Carmona finished the night with the Win, but never consistently found the strike zone. He tallied six walks and just one strikeout in six innings of work. In the process, he threw 109 pitches, only 59 of which were strikes. As wild as he was last year, his six walks matched his season high from 2009. The crazy thing about Carmona’s performance last night was despite the lack of command, he allowed just one hit.

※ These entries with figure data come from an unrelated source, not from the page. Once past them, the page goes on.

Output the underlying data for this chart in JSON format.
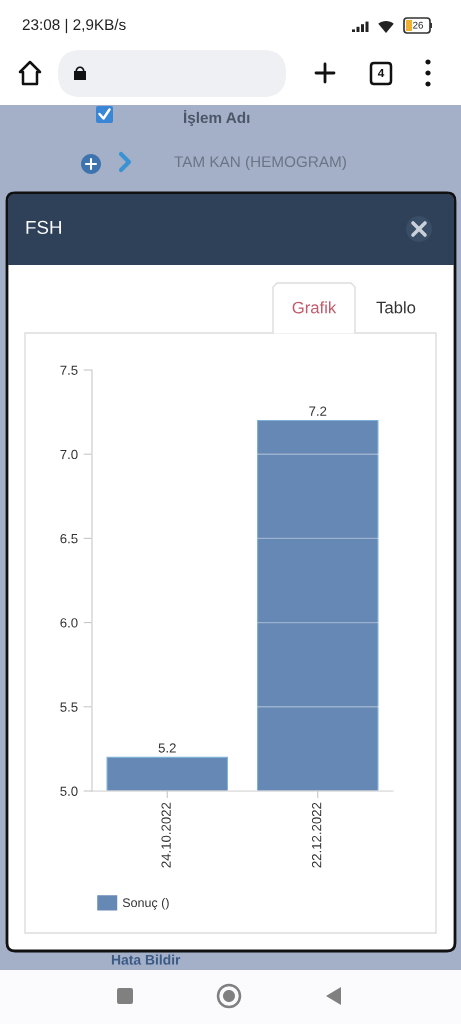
{
  "chart_data": {
    "type": "bar",
    "title": "FSH",
    "annotations": [
      "23:08 | 2,9KB/s",
      "26",
      "4",
      "İşlem Adı",
      "TAM KAN (HEMOGRAM)",
      "Hata Bildir",
      "Grafik",
      "Tablo"
    ],
    "categories": [
      "24.10.2022",
      "22.12.2022"
    ],
    "series": [
      {
        "name": "Sonuç ()",
        "color": "#6688b4",
        "values": [
          5.2,
          7.2
        ]
      }
    ],
    "ylim": [
      5.0,
      7.5
    ],
    "yticks": [
      {
        "value": 5,
        "label": "5.0"
      },
      5.5,
      {
        "value": 6,
        "label": "6.0"
      },
      6.5,
      {
        "value": 7,
        "label": "7.0"
      },
      7.5
    ],
    "grid": "y",
    "legend": "bottom left",
    "data_labels": true
  }
}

So what do we make of this?
Carmona’s saving grace is the fact he’s a ground ball pitcher. In his Wednesday start, he faced 24 hitters and had 16 balls put in play. Of those balls in play, 10 were on the ground. Check his ground ball rates from the previous three years:
2007 – 72%
2008 – 74%
2009 – 66%
The ground balls can help limit the potential self-inflicted damage Carmona seems intent on causing. One of his six walks Wednesday was erased on a double play. Unfortunately, one of his walks came around to score on a Paul Konerko big fly. Konerko also drove in the other run Carmona surrendered on a sac fly in the first.
While it was great Carmona allowed only one hit, I’m not sure the White Sox lineup provided him with a true test of his abilities to get batters out. In the past, left handed hitters have given Carmona fits. His career splits paint an ugly picture:
Career vs. RHB – .239/.325/.350
Career vs. LHB – .297/.375/.441
The White Sox are a team loaded with right-handed hitters. Last night, they had three leftys in the lineup – Juan Pierre, A.J. Pierzynski and Mark Teahen. Not exactly a murderer’s row. The point to take from this is based on Carmona’s splits and ability to induce the ground ball, he should be successful against the White Sox.
Carmona has never been a strikeout pitcher, so once he began fighting his control, his fantasy impact turned sour. The 2009 season saw Carmona put the finishing touches on a stunning collapse.
Whatever Carmona found to help tame his control this spring, the early returns say he left it behind in Arizona. In order for Carmona to regain his successful touch, he’ll have to reign in the walks and figure out how to solve left-handed hitters. Based on last night’s performance, the jury is still out on whether that can happen in 2010.